La ricerca della verità che in letteratura diventa creazione, sin dai primissimi anni ‘60, di romanzi gialli (il primo, “Il giorno della Civetta” del 1961) e se vogliamo, anche a dare il via ad un genere che in Sicilia troverà terreno fertile, con il successo del commissario Mantalbano di Andrea Camilleri, che dirà di lui “Quando mi sento le batterie scariche corro dall’elettrauto Sciascia: mi prendo un libro, qualsiasi, me ne leggo un po’ di pagine e me ne esco con le batterie ricaricate.” Tra i due ci sarà sempre una lunga amicizia (entrambi della provincia di Agrigento), fatta anche di contrasti e litigi, ma sempre nel reciproco rispetto personale. Fu proprio Sciascia a presentare Camilleri ad Elvira Sellerio e a consigliarle di pubblicare nel 1984 il romanzo storico “La strage dimenticata”. Proprio quella casa editrice palermitana nata nel 1969, che pubblicherà tutte le opere di Camilleri e che deve molto a lui. Fu proprio Sciascia, infatti, a spingere Elvira ed Enzo Sellerio a mettere su una casa editrice, affinché anche la Sicilia avesse una casa editrice che si occupasse di letteratura. E lui di quella casa editrice fu “una specie di direttore editoriale, di consigliere e lettore, di amico, di ufficio stampa e a capo delle pubbliche relazioni”. Lui che è stato un fine intellettuale e non soltanto un autore di romanzi “civili”, come forse erroneamente è stato troppo a lungo considerato.

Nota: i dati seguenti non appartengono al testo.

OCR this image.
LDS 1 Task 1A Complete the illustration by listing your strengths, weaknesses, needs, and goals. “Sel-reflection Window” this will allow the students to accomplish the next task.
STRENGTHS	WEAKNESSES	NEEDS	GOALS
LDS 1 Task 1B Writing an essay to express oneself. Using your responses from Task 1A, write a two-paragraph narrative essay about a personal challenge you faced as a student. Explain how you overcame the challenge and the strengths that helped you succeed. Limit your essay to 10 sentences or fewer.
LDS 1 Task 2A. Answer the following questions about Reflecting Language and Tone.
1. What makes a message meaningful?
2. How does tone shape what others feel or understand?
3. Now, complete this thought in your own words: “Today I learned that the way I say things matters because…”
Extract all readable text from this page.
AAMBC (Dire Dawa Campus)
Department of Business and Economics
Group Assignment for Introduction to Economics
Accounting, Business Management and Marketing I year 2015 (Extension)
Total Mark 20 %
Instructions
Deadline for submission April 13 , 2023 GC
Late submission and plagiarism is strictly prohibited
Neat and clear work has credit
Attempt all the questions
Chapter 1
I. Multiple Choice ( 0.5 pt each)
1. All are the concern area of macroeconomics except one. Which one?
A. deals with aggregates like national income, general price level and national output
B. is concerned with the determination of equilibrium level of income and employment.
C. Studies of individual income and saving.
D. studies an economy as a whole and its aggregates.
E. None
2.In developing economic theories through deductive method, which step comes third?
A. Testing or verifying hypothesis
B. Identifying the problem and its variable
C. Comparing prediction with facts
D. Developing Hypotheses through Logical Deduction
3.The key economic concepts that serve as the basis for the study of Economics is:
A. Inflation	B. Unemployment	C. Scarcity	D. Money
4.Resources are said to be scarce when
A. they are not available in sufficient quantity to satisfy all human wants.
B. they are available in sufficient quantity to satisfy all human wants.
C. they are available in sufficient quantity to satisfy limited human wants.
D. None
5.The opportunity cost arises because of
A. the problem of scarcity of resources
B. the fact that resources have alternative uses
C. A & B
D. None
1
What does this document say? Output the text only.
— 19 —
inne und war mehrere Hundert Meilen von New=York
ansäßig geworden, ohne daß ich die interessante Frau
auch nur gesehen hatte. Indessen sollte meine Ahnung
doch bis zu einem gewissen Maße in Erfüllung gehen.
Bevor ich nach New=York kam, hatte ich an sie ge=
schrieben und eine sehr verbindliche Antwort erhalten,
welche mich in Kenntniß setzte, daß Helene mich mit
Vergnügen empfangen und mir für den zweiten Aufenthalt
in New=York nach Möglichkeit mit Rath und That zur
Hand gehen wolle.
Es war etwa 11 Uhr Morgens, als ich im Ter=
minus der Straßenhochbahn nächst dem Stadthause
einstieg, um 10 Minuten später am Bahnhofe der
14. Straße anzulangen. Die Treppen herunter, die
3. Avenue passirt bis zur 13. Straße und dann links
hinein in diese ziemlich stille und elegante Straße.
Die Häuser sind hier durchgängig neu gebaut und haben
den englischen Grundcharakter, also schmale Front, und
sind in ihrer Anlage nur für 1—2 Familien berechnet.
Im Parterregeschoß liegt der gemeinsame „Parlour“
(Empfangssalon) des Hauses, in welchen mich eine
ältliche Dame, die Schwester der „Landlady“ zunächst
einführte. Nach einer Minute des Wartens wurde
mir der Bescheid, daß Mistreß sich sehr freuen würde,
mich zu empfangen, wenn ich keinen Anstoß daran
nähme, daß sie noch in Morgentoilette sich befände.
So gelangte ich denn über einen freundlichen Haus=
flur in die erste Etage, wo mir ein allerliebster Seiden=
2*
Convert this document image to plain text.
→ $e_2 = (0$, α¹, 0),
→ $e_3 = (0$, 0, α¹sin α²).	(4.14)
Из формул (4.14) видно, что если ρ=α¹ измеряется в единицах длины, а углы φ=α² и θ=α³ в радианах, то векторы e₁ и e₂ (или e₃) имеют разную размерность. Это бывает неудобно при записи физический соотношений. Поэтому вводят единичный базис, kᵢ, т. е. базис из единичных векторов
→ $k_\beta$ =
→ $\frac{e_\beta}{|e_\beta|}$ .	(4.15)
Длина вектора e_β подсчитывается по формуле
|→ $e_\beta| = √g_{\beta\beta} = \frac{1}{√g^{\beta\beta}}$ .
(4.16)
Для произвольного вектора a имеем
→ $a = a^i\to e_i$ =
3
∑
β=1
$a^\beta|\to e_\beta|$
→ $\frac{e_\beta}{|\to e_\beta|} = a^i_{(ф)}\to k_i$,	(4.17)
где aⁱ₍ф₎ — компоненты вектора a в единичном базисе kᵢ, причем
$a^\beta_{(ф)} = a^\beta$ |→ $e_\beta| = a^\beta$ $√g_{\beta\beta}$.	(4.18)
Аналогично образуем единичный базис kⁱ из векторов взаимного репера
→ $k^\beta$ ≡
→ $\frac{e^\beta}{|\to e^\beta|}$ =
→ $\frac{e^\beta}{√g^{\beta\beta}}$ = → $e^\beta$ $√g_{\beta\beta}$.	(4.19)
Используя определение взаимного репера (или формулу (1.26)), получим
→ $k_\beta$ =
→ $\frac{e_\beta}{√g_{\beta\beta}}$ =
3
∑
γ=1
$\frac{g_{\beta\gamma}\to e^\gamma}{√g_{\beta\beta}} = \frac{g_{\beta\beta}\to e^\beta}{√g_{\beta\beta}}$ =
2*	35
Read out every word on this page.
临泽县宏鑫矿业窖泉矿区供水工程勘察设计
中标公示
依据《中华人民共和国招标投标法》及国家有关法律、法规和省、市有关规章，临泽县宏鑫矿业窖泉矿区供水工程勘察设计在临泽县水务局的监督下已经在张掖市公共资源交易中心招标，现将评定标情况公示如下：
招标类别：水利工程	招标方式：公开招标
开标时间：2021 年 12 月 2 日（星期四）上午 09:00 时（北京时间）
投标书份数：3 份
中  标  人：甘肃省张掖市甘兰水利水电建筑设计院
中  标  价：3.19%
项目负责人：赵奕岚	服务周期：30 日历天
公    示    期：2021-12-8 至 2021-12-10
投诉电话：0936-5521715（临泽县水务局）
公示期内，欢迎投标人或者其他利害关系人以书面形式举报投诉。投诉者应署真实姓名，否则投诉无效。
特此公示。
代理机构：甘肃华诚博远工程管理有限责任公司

Come ci ha ricordato il professore Di Grado, “finalmente oggi, a poco più di 30 anni dalla morte, ci si accorge di quale grande scrittore sia stato, tanto che qualche quotidiano è arrivato a definirlo “il più grande scrittore italiano dal dopoguerra ad oggi”. Uomo coltissimo, appassionato sin da giovane di letteratura francese (a cui fu introdotto sin da bambino da un altro celebre maestro elementare che diventerà suo modello: Vitaliano Brancati), ma anche di arte e incisioni. Ma certamente il lato “civile” è forse quello che più lo ha reso celebre, proprio in quegli anni in cui anche il cinema era impegnato e ha tratto dai suoi libri (talvolta liberamente) film molto belli: da “A ciascuno il suo” e “Todo modo” di Elio Petri, a “Il giorno della civetta” di Damiano Damiani, a “Cadaveri eccellenti” di Francesco Rosi (tratto dal romanzo “Il contesto”) o “Una storia semplice” di Emilio Greco. E tanti e tanti altri.

Direi che è il momento di rispolverare le sue opere per accorgerci, forse, di quanto fosse stato, suo malgrado, profetico, perché è proprio la letteratura a riuscire spesso a fornire le migliori chiavi di lettura della realtà. Buona lettura!